Elle explique au Huffington Post : "Nous sommes déçues par la décision de la MTA d'interdire les entreprises de bien-être sexuel qui satisfont les femmes et les individus qui s'identifient comme femme, de faire de la publicité sur leurs quais [...] Nous avons besoin d'avoir ce type de débats maintenant plus que jamais."

L'une des illustratrices de la campagne de pub, Loveis Wise, a réagi sur Instagram à cette interdiction : "Premièrement, C'EST QUOI CE BORDEL, MTA ? Est-ce que vous pouvez imaginer qu'une magnifique campagne créée pour montrer la positivité du sexe et l'amour de soi-même, sans être ouvertement sexuelle, soit rejetée EN 2018 pour "matériel sexuel obscène", mais des campagnes à propos des dysfonctionnement érectiles masculins peuvent toujours être placées dans le métro ou dans l'espace public ?".

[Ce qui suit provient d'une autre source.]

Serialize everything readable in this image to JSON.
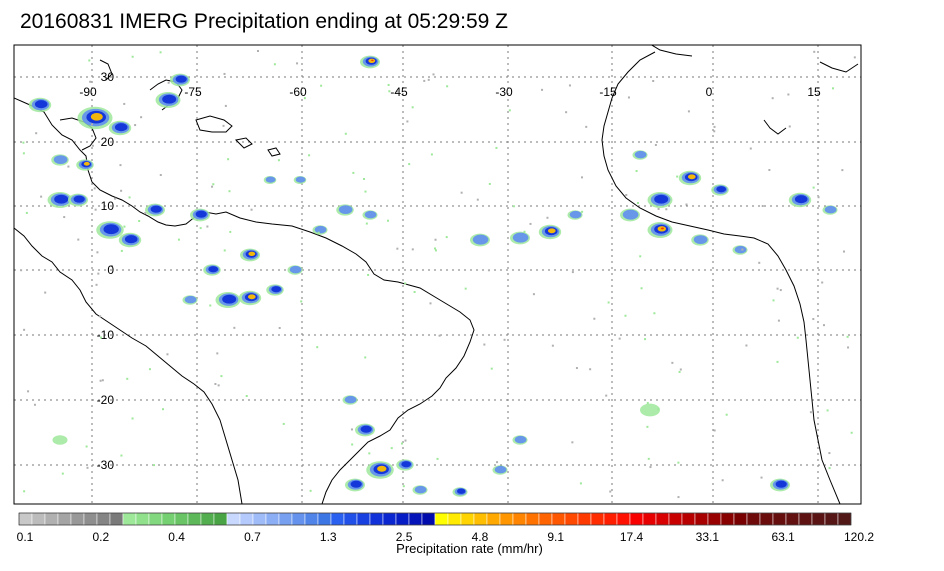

Elle explique plus tard au Huffington Post, : "Nous avons besoin de plus d'images positives sur le sexe, surtout parce que des pans de la société nous enseignent encore à avoir honte de notre auto-plaisir."

Une autre des artistes, Liu-Wong rigole doucement : "Comment des pilules pour soigner le dysfonctionnement érectile, des publicités pour des augmentations mammaires [...] sont moins sexuellement explicites que de l'art illustré qui ne dépeint aucune nudité, pas d'actes sexuels et présente seulement discrètement des objets qu'il faudrait que vous soyez plus vieux pour identifier de toutes façons [...] La plupart des enfants de dix ans ne savent pas ce que sont des chapelets thaïs mais ils peuvent sûrement lire les mots "dysfonctionnement érectile"".

Le cas de cette campagne interdite de métro n'est pas isolé : en Angleterre, il y avait eu le fameux "beach body ready" (corps prêt pour la plage) d'une marque de complément alimentaire en 2015, mais pas plus tard que l'année dernière, une pub pour des collants sur laquelle apparaît une danseuse de dos mais topless s'était faite recaler par le métro de Londres. Pas un bout de sein, mais un peu trop de peau à leur goût. En novembre 2017 c'est une pub représentant des dessins où l'on voit les règles qui choquaient les usagers du métro de Stockholm.

Bref, un étalage de peau et de corps féminin par les hommes et pour les hommes, cela passe. Mais la célébration du corps féminin par des femmes n'est pas possible. Il est temps de changer les représentations des femmes dans les pubs. Pour le sentiment que les femmes ont d'elles-mêmes mais aussi pour l'image qu'on leur renvoie en permanence et à longueur d'affiches.